Defending the border region was a daunting prospect. Land forces usually prefer to fall back and trade territory for time, but West Germany could not accept any strategy that accepted a Soviet thrust - however brief - into its national territory.
The other thing I'm not convinced of is attrition. Unless you fail a raid, or pull an unlucky event card, your forces suffer no losses at all. Even in a failed raid, the worst that can happen is two step losses, and while that is not pleasant, it is not destructive unless cumulative.

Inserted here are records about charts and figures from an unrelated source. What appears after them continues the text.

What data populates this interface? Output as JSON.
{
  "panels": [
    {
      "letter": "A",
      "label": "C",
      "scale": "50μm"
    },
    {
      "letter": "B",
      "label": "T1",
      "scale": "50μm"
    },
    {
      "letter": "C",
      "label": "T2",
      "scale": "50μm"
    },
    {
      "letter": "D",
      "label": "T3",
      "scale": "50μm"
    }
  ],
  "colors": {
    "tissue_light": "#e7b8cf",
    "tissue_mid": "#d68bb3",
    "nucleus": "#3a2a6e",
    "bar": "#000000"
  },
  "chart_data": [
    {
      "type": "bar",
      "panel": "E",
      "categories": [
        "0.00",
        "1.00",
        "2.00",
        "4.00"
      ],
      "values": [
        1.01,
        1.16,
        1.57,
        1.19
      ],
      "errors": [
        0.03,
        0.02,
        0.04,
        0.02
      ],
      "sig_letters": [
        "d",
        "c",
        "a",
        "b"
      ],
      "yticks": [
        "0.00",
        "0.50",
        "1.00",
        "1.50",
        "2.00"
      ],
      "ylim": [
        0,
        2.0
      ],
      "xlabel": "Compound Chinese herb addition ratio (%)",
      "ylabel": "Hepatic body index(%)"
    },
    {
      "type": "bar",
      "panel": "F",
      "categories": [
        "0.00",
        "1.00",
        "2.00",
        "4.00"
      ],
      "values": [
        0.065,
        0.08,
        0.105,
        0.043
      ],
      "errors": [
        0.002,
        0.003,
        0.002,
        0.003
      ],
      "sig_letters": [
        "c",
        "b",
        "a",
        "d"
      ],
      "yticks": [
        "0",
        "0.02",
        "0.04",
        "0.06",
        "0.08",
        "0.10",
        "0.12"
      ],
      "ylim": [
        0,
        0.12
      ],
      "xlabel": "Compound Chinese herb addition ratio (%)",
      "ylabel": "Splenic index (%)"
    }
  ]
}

I don't know what projected casualties would have been exactly, but at least one USAF officer felt they would have been considerable:
In the event of a WP attack, high aircraft attrition is expected on both sides and the fight for air superiority may well be decided in three or four days. (p.35)
Assuming then that combat attrition would take its toll on experienced pilots, on aircraft, and on ground services, having a higher attrition rate than that present so far in my games would seem to me to be likely, but I was playing the easiest scenario, and my ideas around what the normal attrition rate is might change dramatically when using the more demanding starting situations.
If it turns out that attrition rates are too low, I don't think it is an insurmountable issue. To get away from the guaranteed win / guaranteed no attrition options, it would be easy enough to bring in a low-odds casualty test after each successful raid.
It may not be needed, but would be a non-intrusive solution if a variant were desired.
* * *
I have taken some time here to go into potential issues, but I hope that the space spent on these does not give the impression that the game is a faulty one: it is not. It is innovative in its mechanisms and exciting in its scope. If it does indeed require adjustments along the lines here suggested, they would be cosmetic, and would not detract from the core mechanisms and innovative elements of the game itself.
Others' complaints about the game
I have seen a quite astonishing complaint about the game that I feel obliged to address before finishing here. The complaint is that the use of acronyms is difficult and off-putting.
I really do find this hard to understand when it is coming from experienced wargamers.
All wargames use abbreviations and acronyms. This game has about six. They were all in official use, they are all explained early in the rule set, they are all self-explanatory, and they all add to the atmosphere.
If a person can read a CRT with its EX, A1, DR2 and so on results, a person can deal with these acronyms. We wargamers will happily bang on about PzKW IVs, M60A3s, tribunes and triari, and will use 'wrecked' in an ACW context without a second thought, so to complain that CAS or DEAD are impenetrable terms seems to me a complaint too far.
So please don't think acronyms are a reason to avoid the game. They are not. Just grab a pen and six post-it notes and it'll be problem solved.
It looks already to have good replay value and I have a hunch the system used here will be influential in future game designs.
Well done Brad, well done Hollandspiele, and I hope that this is the start of a beautiful friendship.